My mother was always a stickler about using proper language because she said her father had bad grammar.  Maybe that's why I am so aware of articulation and good grammar--and apparently instilled it in my own children.
I have a memory of his death.  My mother was the one who found him in his apartment.  He had been dead for, like, three days;  asphyxiated due to emphysema.  During the 1940s--in fact, during my mother's whole four years of high school, he was in a TB asylum in the Gettysburg area.   Yet, my mom told me when they visited him there they brought him cigarettes.  Doctors hadn't put two and two together yet, I guess. He had one lung removed due to the TB, I guess, but I'm not sure when that was. 
So he died from emphysema because he never quit smoking.  So sad. 

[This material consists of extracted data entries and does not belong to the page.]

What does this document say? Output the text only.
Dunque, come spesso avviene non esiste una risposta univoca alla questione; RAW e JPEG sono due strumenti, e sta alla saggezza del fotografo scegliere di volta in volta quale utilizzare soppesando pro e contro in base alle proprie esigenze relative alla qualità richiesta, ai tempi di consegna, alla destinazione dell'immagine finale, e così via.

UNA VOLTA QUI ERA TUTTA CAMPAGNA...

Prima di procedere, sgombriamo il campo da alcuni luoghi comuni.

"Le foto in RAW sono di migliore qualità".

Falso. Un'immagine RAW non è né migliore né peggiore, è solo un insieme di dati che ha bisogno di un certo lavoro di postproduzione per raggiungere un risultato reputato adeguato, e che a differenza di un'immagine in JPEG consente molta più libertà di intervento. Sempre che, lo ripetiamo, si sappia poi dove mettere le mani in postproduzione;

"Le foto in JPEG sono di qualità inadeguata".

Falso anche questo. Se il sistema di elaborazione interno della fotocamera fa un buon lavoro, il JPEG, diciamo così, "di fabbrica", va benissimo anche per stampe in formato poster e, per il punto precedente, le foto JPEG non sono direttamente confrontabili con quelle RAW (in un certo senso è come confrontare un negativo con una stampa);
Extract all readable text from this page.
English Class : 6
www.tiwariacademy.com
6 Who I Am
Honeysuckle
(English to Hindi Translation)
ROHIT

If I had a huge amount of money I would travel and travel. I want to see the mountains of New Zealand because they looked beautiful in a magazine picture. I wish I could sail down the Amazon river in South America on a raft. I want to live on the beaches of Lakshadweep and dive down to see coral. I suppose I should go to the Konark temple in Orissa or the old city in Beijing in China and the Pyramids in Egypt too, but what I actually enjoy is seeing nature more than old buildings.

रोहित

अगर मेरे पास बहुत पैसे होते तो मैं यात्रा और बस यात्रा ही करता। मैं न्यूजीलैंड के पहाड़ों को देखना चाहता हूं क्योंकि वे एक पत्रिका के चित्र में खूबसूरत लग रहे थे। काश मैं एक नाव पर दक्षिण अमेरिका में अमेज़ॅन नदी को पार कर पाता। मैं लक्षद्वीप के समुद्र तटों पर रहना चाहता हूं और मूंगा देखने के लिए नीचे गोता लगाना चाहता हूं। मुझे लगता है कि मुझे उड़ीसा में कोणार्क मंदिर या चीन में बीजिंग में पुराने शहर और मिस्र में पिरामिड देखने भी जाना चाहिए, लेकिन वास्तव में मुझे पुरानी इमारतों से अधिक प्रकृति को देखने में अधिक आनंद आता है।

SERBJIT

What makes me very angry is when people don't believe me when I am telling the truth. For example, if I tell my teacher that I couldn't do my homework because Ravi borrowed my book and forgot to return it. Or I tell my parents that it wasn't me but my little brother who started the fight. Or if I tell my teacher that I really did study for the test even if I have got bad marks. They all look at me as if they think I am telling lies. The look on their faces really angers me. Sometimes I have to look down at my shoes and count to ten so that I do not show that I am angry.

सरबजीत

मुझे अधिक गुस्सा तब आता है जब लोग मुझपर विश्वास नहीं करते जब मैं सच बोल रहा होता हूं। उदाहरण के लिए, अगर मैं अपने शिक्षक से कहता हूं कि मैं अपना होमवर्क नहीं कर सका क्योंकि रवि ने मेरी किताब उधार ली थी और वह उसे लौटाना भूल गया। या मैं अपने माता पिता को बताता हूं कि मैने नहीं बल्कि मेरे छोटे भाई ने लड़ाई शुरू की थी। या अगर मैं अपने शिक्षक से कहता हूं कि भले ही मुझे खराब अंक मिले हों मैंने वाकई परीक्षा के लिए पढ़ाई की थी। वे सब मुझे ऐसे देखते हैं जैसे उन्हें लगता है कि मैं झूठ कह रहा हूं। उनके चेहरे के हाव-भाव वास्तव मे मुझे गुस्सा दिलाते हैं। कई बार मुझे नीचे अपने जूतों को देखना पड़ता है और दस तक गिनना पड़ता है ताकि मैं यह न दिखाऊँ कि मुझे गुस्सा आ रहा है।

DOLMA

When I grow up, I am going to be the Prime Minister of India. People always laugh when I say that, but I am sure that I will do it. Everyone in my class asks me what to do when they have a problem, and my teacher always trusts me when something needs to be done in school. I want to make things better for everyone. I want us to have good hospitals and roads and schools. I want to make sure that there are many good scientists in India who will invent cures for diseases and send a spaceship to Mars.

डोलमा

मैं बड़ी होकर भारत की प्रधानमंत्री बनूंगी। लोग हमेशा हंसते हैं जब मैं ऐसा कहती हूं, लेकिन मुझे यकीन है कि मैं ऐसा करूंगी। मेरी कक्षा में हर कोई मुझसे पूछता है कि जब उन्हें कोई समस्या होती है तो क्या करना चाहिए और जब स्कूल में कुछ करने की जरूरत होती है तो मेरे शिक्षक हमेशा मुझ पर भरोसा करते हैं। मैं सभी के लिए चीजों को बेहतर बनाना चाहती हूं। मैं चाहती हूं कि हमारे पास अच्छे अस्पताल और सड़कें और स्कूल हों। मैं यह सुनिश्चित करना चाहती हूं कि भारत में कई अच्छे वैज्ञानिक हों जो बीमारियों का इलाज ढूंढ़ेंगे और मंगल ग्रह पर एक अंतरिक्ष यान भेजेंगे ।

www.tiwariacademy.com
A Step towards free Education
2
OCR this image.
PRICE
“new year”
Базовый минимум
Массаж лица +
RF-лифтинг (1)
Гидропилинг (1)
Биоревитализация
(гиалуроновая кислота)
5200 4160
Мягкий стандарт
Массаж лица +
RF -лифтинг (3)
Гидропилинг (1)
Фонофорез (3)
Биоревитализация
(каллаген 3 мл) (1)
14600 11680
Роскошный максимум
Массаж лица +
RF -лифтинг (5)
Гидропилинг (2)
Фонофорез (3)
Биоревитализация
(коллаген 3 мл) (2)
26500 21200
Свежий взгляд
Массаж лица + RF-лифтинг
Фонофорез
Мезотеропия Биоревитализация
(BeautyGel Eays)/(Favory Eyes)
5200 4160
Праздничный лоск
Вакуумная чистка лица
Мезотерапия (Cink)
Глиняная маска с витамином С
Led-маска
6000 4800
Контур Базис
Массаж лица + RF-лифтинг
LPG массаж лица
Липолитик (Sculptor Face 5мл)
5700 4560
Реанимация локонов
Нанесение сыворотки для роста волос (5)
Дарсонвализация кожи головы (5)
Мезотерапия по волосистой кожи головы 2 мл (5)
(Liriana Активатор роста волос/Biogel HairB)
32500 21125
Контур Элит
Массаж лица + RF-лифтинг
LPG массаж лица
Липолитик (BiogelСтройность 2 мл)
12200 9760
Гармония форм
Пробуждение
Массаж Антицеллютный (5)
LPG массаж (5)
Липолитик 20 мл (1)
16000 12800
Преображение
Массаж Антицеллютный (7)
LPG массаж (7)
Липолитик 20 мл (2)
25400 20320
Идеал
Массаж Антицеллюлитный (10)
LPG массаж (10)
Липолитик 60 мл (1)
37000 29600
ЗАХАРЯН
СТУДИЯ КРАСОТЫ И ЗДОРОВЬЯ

I found out later he was the one who supplied our big Easter coconut eggs with our names on them, so that was his contribution to the grandchildren.  I found out later, too, that Aunt Lucy had him for dinner at least once a week.  He was her step-father, but she is so kind-hearted.  She told me she was just happy that he took her in and gave her a home--such as it was.  His mother was very unkind to my beloved Aunt Lucy.  She told me that later, too. 
So many things you find out 'later' in life about your relatives.  I am happy to know these things, though, because finding out the notoriety in your family certainly gives you the proper perspective to ponder, rather than always wondering--why this or why did that happen?

I'm so happy I had my grandparents to know and love while I was a child and even into my adulthood. I feel blessed in that respect.

What do you remember about your grandparents?  What are your earliest memories to share?  I'd like to know.